Assise sur sa chaise, le front dans les mains, elle se contraignit à la réflexion. Pourquoi cette visite imprévue ?… Elle se rappela, non sans effort, la dernière conversation qu’elle avait eue avec Maurice… Il l’avait sentie faible encore, et elle-même, imprudente, avait accepté l’hypothèse d’une seconde entrevue, — plus tard, beaucoup plus tard, dans une circonstance grave… Restriction puérile ! On crée toujours la « circonstance grave », lorsqu’on en a besoin…

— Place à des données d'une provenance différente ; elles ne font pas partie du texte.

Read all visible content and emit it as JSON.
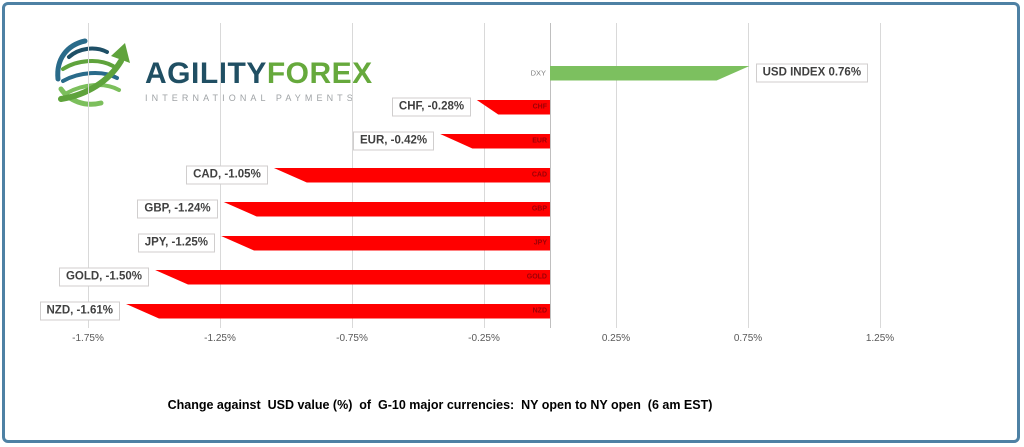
{
  "frame": {
    "border_color": "#4e81a4"
  },
  "logo": {
    "brand_primary": "AGILITY",
    "brand_secondary": "FOREX",
    "tagline": "INTERNATIONAL PAYMENTS",
    "colors": {
      "primary": "#204f63",
      "secondary": "#66a93c",
      "tagline": "#9fa3a6"
    }
  },
  "chart_data": {
    "type": "bar",
    "orientation": "horizontal",
    "title": "Change against  USD value (%)  of  G-10 major currencies:  NY open to NY open  (6 am EST)",
    "categories": [
      "DXY",
      "CHF",
      "EUR",
      "CAD",
      "GBP",
      "JPY",
      "GOLD",
      "NZD"
    ],
    "values": [
      0.76,
      -0.28,
      -0.42,
      -1.05,
      -1.24,
      -1.25,
      -1.5,
      -1.61
    ],
    "bar_labels": [
      "USD INDEX 0.76%",
      "CHF, -0.28%",
      "EUR, -0.42%",
      "CAD, -1.05%",
      "GBP, -1.24%",
      "JPY, -1.25%",
      "GOLD, -1.50%",
      "NZD, -1.61%"
    ],
    "x_ticks": [
      "-1.75%",
      "-1.25%",
      "-0.75%",
      "-0.25%",
      "0.25%",
      "0.75%",
      "1.25%"
    ],
    "x_tick_values": [
      -1.75,
      -1.25,
      -0.75,
      -0.25,
      0.25,
      0.75,
      1.25
    ],
    "xlim": [
      -1.75,
      1.25
    ],
    "grid": true,
    "legend": false,
    "positive_color": "#7cc05f",
    "negative_color": "#ff0000",
    "negative_onbar_label_color": "#9c0006",
    "axis_label_color": "#595959"
  }
}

Maurice n’avait plus donné signe de vie, pendant huit mois… « Huit mois seulement ! pensait Josanne. Comme tout cela me paraît lointain, irréel !… » Son trouble s’apaisait. Elle constatait, avec surprise, que ce grand trouble était tout physique, un simple réflexe nerveux, très différent de l’émotion qu’elle avait éprouvée en revoyant Maurice, sur le bateau, en l’écoutant, place du Carrousel… Et elle sourit, encore étonnée, craintive encore :

« Suis-je sotte, tout de même !… J’ai eu peur !… Peur de quoi ?… Maurice ne peut me faire aucun mal… S’il vient, je ne le recevrai pas… S’il m’écrit, je ne lui répondrai pas… ou bien je le prierai de me laisser tranquille… Ah ! je n’ai pas la moindre envie de le revoir !… Mais pourquoi cette visite ?… »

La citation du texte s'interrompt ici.